For reasons I still am unclear of, one year my parents just up and moved us four hour’s north of our home – to a tiny town an hour south of Lake Superior. As a pre-teen, I initially hated my parents for removing me from my hometown, the only place I had never known, and replanting us in such a different environment. It was a a shock to our senses. The nearest city, and a conservative one at that, was an hour’s drive away.  There were no rolling hills, no farmland, no seas of green crops.  (Not to mention, no movie theaters, shopping malls, or Taco Bells). My new place came with towering red pines, curving skies, and a thousand puddles of freshwater lakes. There were more stars here than anywhere else in the world it seemed, and the eternal scent of fresh pine and cool winds brought down from Canada.

I had to leave this place before I could fully appreciate it.  I went back to college in Madison, and for many years when I would head up north for weekends, I couldn’t wait to get back to the city after a weekend in the boondocks.  Yet one year, the tables turned; and I would get a sense of a dread overcoming me as I began to pack my car for the return trip to the city.  I had grown roots; I didn’t want to leave; this had become my place.

Post-college, some questionable choices made out of love led me to move to another large metropolis in Wisconsin, where I’ve now been for almost 18 years.  I was on my way to Denver after college, and let myself latch my destiny to that of a man-child.  That destiny of course ended not long after I moved to my new home, but other factors intervened, such as family relocating near me, and before you know it, eighteen years pass, and you wonder how you came to be rooted in this place. Oftentimes our roots grow due to marriages, children, a good job, good schools.  Or we become rooted out of complacency, laziness, fear, money, job security, a 401k.

I daydream a lot about leaving my current place.  The fact that I’ve been in the same city for 18 years, the same job just as long, the same house for 12, and the same relationship for 15 years, well…. it’s an assault on my Sagittarian values. For many years I kept the notion of moving to Denver in my head, and even went on many extended fact-finding trips to the Denver area to contemplate my move and get a sense of place in the West.  I love the West, I truly do, but more specifically the Southwest.  Mountains make me feel claustrophobic; my sense of place growing up meant that I had grown acclimated to those rolling green hills of South Central and South West Wisconsin, the lakes and rivers of Northern Wisconsin, and the culture and activity of the southeast region.  There are just as many, if not more, natural resources and variety in Wisconsin, and so I learned to ignore the pull of the West and keep myself rooted.

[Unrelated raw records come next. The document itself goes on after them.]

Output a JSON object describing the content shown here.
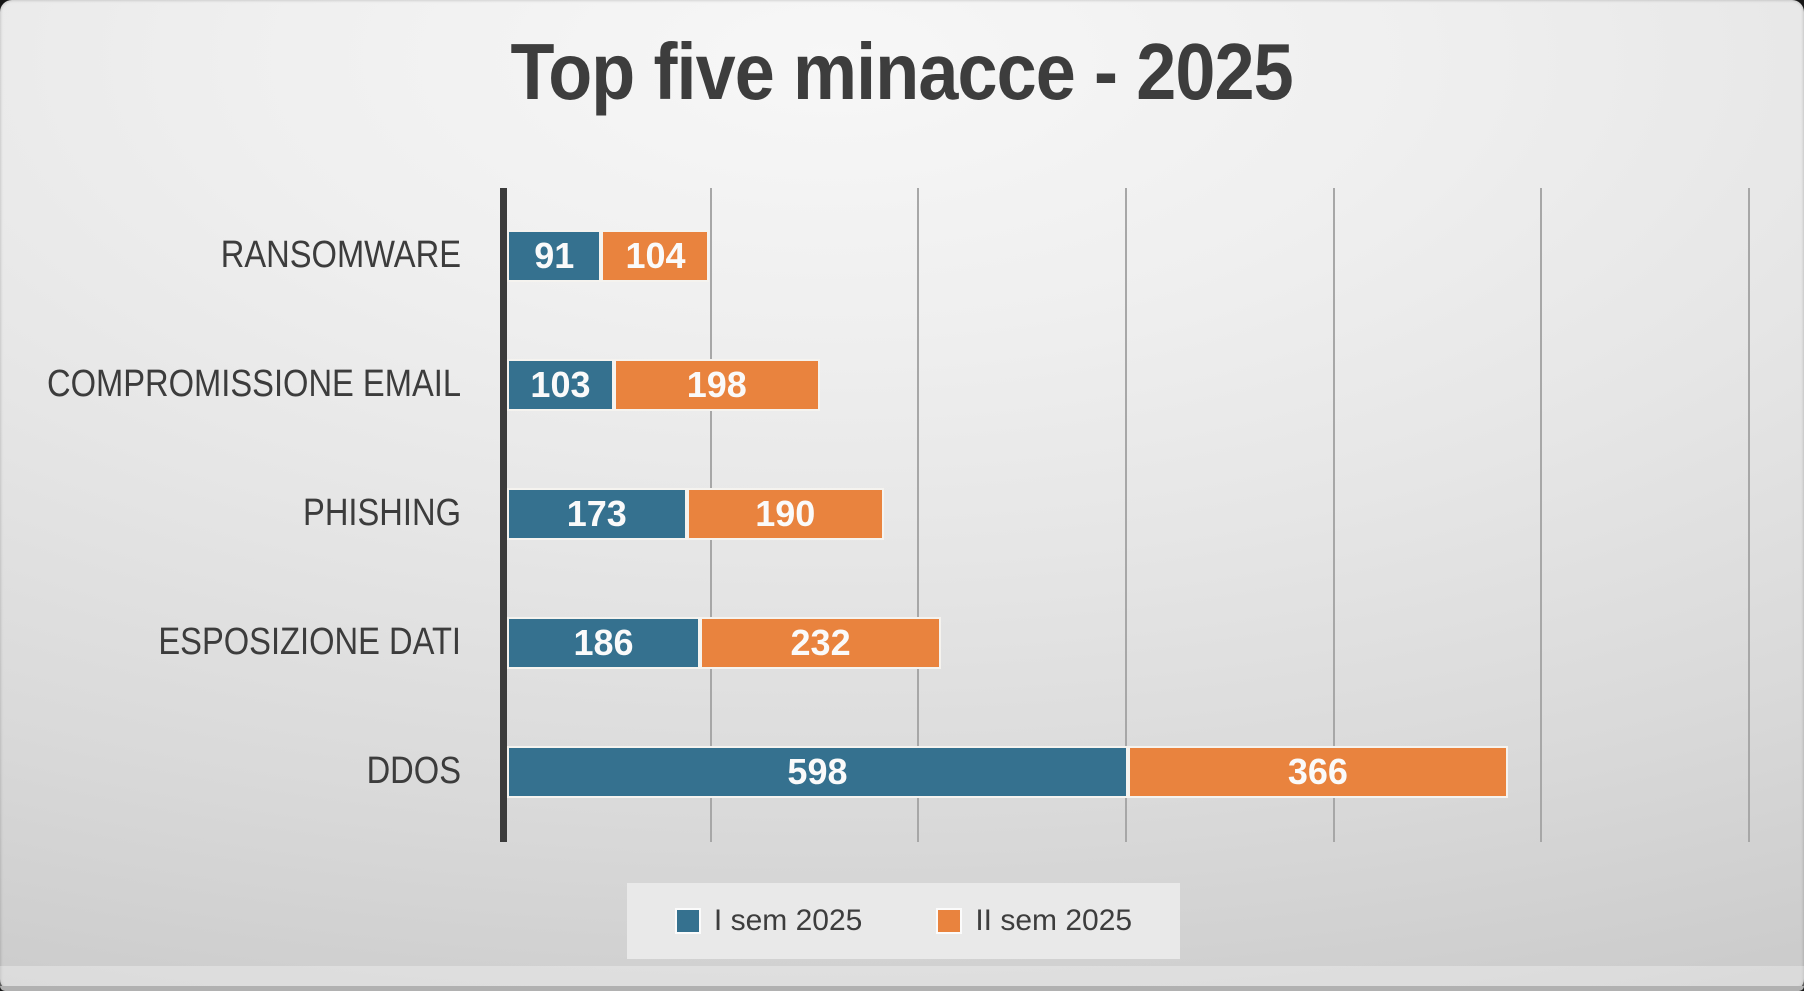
{
  "title": "Top five minacce - 2025",
  "colors": {
    "series1": "#35718f",
    "series2": "#e9833e",
    "title_text": "#3d3d3d",
    "category_text": "#3c3c3c",
    "value_text": "#fafafa",
    "axis_line": "#3b3b3b",
    "gridline": "#a7a7a7",
    "legend_background": "#e9e9e9",
    "background_light": "#f7f7f7",
    "background_dark": "#c5c5c5"
  },
  "chart_data": {
    "type": "bar",
    "orientation": "horizontal",
    "stacked": true,
    "title": "Top five minacce - 2025",
    "categories": [
      "RANSOMWARE",
      "COMPROMISSIONE EMAIL",
      "PHISHING",
      "ESPOSIZIONE DATI",
      "DDOS"
    ],
    "series": [
      {
        "name": "I sem 2025",
        "color": "#35718f",
        "values": [
          91,
          103,
          173,
          186,
          598
        ]
      },
      {
        "name": "II sem 2025",
        "color": "#e9833e",
        "values": [
          104,
          198,
          190,
          232,
          366
        ]
      }
    ],
    "totals": [
      195,
      301,
      363,
      418,
      964
    ],
    "xlabel": "",
    "ylabel": "",
    "xlim": [
      0,
      1200
    ],
    "gridline_step": 200,
    "grid": true,
    "legend_position": "bottom",
    "value_labels": "inside-white"
  }
}
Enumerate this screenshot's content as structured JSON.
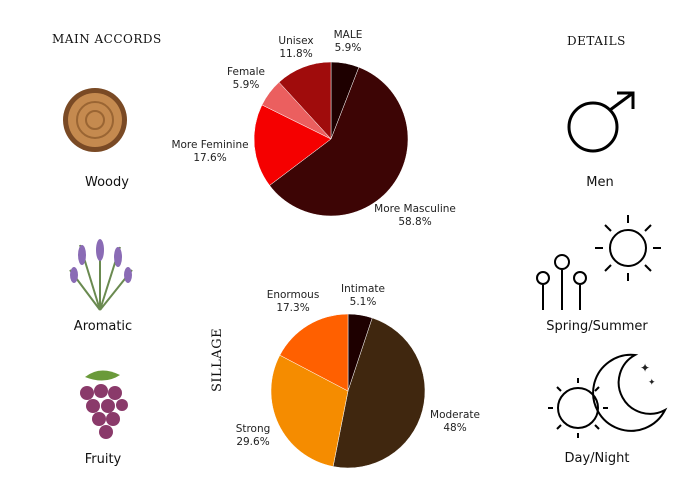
{
  "main_accords": {
    "title": "MAIN ACCORDS",
    "items": [
      {
        "label": "Woody",
        "icon": "wood-slice-icon"
      },
      {
        "label": "Aromatic",
        "icon": "lavender-icon"
      },
      {
        "label": "Fruity",
        "icon": "grapes-icon"
      }
    ]
  },
  "details": {
    "title": "DETAILS",
    "items": [
      {
        "label": "Men",
        "icon": "male-symbol-icon"
      },
      {
        "label": "Spring/Summer",
        "icon": "flower-sun-icon"
      },
      {
        "label": "Day/Night",
        "icon": "sun-moon-icon"
      }
    ]
  },
  "chart_data": [
    {
      "type": "pie",
      "title": "",
      "slices": [
        {
          "label": "MALE",
          "value": 5.9,
          "display": "5.9%",
          "color": "#1e0000"
        },
        {
          "label": "More Masculine",
          "value": 58.8,
          "display": "58.8%",
          "color": "#3d0505"
        },
        {
          "label": "More Feminine",
          "value": 17.6,
          "display": "17.6%",
          "color": "#f50000"
        },
        {
          "label": "Female",
          "value": 5.9,
          "display": "5.9%",
          "color": "#eb5f5f"
        },
        {
          "label": "Unisex",
          "value": 11.8,
          "display": "11.8%",
          "color": "#a00c0c"
        }
      ]
    },
    {
      "type": "pie",
      "title": "SILLAGE",
      "slices": [
        {
          "label": "Intimate",
          "value": 5.1,
          "display": "5.1%",
          "color": "#1e0000"
        },
        {
          "label": "Moderate",
          "value": 48,
          "display": "48%",
          "color": "#40270f"
        },
        {
          "label": "Strong",
          "value": 29.6,
          "display": "29.6%",
          "color": "#f58c00"
        },
        {
          "label": "Enormous",
          "value": 17.3,
          "display": "17.3%",
          "color": "#ff6000"
        }
      ]
    }
  ]
}
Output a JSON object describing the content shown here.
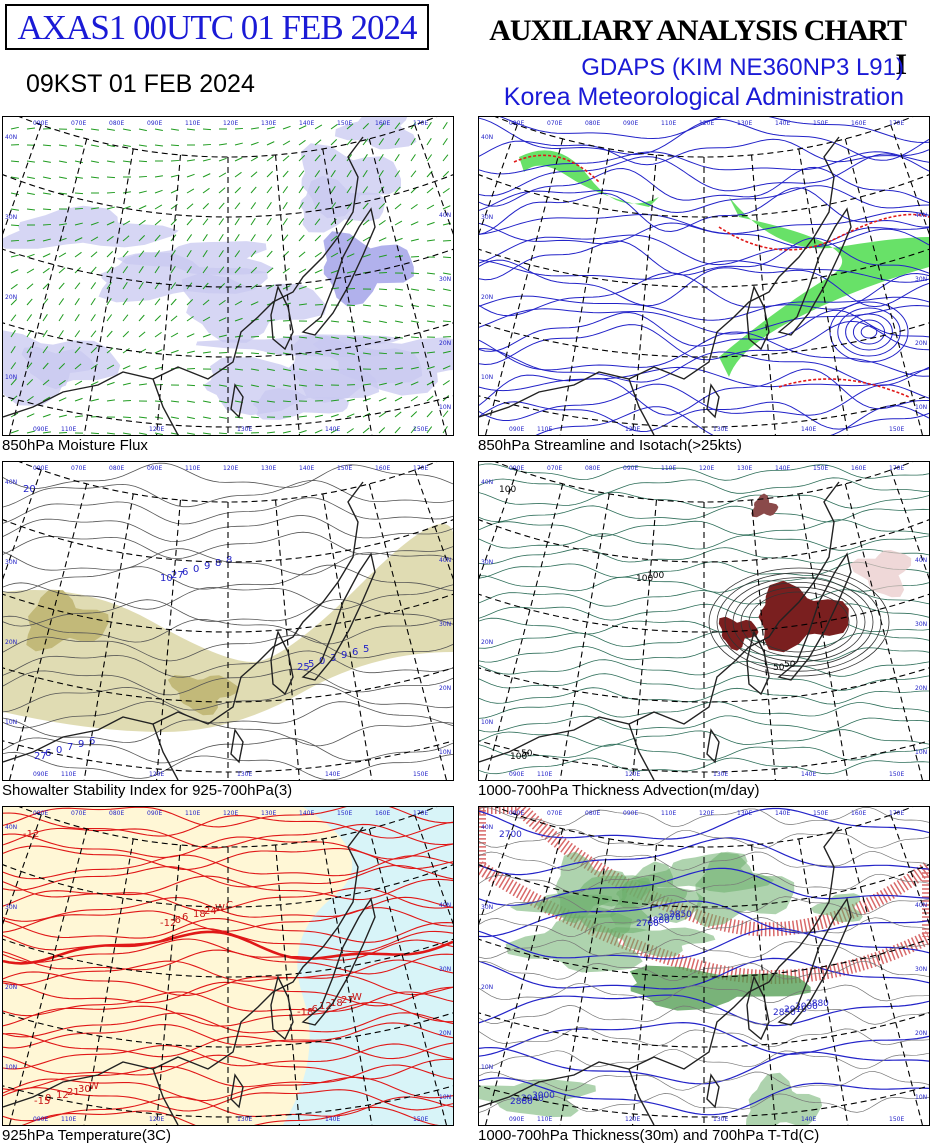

About eight years ago my father passed away.  My father was the Chicago-born Illinois native who fled his state (like so many others) to find solitude in the middle of the farm fields of Wisconsin.  And when he felt encroached upon, he fled further to the forests of the great Northwoods.  I still travel there often, and in fact am looking to buy a vacation home in that area.

As I travel through highways of central Wisconsin, watching the landscape change by the hour, I feel an immense sense of calm; this state is part of me, as if my blood was a mixture of its life giving soil and clear, cool waters.  I drive through miles and miles of patchwork farm fields and gaze upon the white farmhouses nestled up against groves of twisted old oak trees, with lush green hills rising beyond the scene.  I often daydream about pulling my car over, and walking up to one of these houses;  I knock on the door, and enter into a new sense of place, a new life.  I want to lay down in the lush green arms of Wisconsin, and forget about my past mistakes, my questionable choices that have led me to a life of juxtaposition and clashing values; I want to fall asleep on a porch swing with a warm summer breeze lulling me to sleep, and wake up in a new life, and a new sense of place.

This is my new pull.  This my new “West”.